Using the password "testtest" and the hash "KFtIFW1vulG5nUH3a0Mv" with the following code results in different hashes depending on the PHP version (as shown in the image below):

$salt = "KFtIFW1vulG5nUH3a0Mv";
$password = "testtest";

$key = '$2a$07$';
$key = $key.$salt."$"; 

echo crypt($password, $key);

Output 1 (PHP v.5.3.0 - 5.4.41, 5.5.21 - 5.5.25, 5.6.5 - 5.6.9): $2a$07$KFtIFW1vulG5nUH3a0Mv$.0imhrNa/laTsN0Ioj5m357/a8AxxF2q

Output 2 (PHP v.5.5.0 - 5.5.20, 5.6.0 - 5.6.4): $2a$07$KFtIFW1vulG5nUH3a0Mv$e0imhrNa/laTsN0Ioj5m357/a8AxxF2q

Here is an example of the problem: http://3v4l.org/dikci

This is a massive issue if crypt is being used to hash passwords for a login, as depending on PHP version the hash will be different. Anybody understand what this issue is from and how to deal with it?

Answer 1

This is not so much an issue as you may think.

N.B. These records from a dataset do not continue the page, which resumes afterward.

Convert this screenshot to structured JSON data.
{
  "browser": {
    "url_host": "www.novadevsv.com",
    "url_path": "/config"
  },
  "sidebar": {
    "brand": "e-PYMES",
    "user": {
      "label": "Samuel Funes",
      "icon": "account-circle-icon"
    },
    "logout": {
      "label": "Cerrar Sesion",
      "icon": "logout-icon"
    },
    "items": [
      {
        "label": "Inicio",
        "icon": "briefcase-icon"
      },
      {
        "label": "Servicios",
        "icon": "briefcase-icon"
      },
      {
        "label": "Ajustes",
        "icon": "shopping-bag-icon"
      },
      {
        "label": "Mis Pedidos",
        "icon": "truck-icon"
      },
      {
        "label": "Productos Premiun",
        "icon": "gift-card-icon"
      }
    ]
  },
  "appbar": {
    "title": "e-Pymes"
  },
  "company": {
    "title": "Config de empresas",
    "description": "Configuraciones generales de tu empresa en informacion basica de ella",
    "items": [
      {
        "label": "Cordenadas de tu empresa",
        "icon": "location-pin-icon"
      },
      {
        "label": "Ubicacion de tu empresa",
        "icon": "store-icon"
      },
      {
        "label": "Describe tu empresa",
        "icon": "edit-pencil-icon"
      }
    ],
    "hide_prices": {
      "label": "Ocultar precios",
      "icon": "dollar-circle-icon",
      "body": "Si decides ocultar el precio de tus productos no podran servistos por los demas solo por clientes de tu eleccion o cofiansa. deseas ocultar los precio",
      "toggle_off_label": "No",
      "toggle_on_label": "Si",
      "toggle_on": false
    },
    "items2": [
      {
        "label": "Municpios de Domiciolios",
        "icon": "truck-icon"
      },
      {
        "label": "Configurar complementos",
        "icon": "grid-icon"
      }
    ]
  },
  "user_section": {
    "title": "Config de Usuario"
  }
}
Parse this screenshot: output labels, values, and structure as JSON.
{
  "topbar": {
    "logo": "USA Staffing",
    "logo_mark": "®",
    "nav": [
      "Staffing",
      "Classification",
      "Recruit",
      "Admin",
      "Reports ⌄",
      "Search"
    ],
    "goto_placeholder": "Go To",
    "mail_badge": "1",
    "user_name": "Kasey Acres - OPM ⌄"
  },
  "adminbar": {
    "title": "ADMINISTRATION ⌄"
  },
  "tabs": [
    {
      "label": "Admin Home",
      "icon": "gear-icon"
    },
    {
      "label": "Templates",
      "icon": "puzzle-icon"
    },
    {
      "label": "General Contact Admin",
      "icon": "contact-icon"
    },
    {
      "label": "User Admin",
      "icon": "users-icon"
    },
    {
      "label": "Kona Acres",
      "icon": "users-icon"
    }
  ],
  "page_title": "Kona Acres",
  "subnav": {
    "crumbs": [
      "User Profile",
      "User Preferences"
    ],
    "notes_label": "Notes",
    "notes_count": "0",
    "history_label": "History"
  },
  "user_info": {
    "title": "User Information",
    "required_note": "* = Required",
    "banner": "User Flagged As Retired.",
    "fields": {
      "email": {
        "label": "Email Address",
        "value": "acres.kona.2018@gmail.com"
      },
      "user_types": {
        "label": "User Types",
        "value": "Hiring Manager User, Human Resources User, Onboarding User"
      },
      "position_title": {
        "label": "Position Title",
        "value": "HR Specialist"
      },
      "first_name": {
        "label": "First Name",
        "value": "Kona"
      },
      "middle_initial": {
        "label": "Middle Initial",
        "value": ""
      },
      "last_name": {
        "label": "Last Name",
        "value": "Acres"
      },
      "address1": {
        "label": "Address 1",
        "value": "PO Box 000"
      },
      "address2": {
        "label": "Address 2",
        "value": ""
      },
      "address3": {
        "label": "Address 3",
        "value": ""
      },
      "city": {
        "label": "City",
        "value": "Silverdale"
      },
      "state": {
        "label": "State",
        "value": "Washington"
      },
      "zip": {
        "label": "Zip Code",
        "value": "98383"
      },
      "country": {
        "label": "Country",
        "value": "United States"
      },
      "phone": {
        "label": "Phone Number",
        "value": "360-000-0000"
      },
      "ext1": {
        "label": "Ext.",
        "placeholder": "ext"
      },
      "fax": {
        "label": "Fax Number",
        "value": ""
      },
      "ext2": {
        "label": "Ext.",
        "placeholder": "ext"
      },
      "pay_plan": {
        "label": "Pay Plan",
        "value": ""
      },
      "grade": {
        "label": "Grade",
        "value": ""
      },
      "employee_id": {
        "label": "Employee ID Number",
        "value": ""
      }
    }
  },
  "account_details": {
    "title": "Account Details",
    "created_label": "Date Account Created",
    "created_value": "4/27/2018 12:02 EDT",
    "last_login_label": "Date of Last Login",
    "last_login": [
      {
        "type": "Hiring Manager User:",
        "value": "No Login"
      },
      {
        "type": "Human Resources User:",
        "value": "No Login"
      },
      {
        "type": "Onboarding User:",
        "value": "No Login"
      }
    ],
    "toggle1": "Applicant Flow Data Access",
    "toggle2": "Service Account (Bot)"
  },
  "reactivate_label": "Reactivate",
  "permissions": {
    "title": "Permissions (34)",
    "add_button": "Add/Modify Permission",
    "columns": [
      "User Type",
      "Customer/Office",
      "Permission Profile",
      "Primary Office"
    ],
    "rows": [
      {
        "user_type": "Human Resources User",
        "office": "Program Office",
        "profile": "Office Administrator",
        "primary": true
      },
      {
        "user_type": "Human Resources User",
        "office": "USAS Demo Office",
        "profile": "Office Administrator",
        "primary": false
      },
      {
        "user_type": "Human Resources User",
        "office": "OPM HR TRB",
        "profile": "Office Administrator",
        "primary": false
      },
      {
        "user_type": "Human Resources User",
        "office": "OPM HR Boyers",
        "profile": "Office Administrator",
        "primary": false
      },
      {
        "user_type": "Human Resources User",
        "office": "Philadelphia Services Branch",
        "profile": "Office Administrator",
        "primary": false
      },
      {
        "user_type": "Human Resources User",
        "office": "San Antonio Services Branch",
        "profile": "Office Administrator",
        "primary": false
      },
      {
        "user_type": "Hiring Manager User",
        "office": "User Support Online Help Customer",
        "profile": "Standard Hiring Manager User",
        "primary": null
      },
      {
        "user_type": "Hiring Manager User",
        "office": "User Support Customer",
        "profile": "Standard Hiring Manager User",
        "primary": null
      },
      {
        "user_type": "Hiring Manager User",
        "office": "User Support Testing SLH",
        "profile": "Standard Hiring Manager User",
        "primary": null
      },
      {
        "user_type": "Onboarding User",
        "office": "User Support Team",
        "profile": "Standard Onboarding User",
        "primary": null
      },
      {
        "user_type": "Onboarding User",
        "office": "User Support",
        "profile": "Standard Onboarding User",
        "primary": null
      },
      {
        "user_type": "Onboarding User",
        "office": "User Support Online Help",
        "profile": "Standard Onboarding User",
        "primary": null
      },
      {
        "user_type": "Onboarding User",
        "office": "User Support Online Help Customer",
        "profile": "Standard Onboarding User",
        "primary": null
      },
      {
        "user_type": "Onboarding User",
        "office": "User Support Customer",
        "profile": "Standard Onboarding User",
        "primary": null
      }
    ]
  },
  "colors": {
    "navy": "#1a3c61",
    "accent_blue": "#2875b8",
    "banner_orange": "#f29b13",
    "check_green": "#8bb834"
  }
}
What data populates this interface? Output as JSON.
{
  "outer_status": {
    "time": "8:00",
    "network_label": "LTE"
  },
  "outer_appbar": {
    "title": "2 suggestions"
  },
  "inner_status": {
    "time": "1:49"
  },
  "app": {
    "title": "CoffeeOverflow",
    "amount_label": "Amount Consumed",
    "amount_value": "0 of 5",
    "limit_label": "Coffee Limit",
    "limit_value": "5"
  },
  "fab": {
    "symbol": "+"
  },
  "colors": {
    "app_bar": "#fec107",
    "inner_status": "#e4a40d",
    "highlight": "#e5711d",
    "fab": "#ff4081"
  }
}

First you should note, that your code is not absolutely correct, BCrypt requires a 22 character salt, but you provided a 20 character salt. This means that the terminating '$' (which is not necessary btw) will be seen as part of the salt, as well as the first letter of your password. The $ is not a valid character for a BCrypt salt though.

Another thing to consider is that not all bits of character 22 are used, this is due to the encoding, ircmaxell gave a good explanation about this. So different salts can result in the same hash, you can see this well in this answer. How different implementations handle this last bits of the character 22 could theoretically change. As long as the crypt function can verify the password with both hashes there is no problem.

The generation of the salt with its pitfalls is one of the reasons, why the functions password_hash() and password_verify() where written, they make the password handling much easier.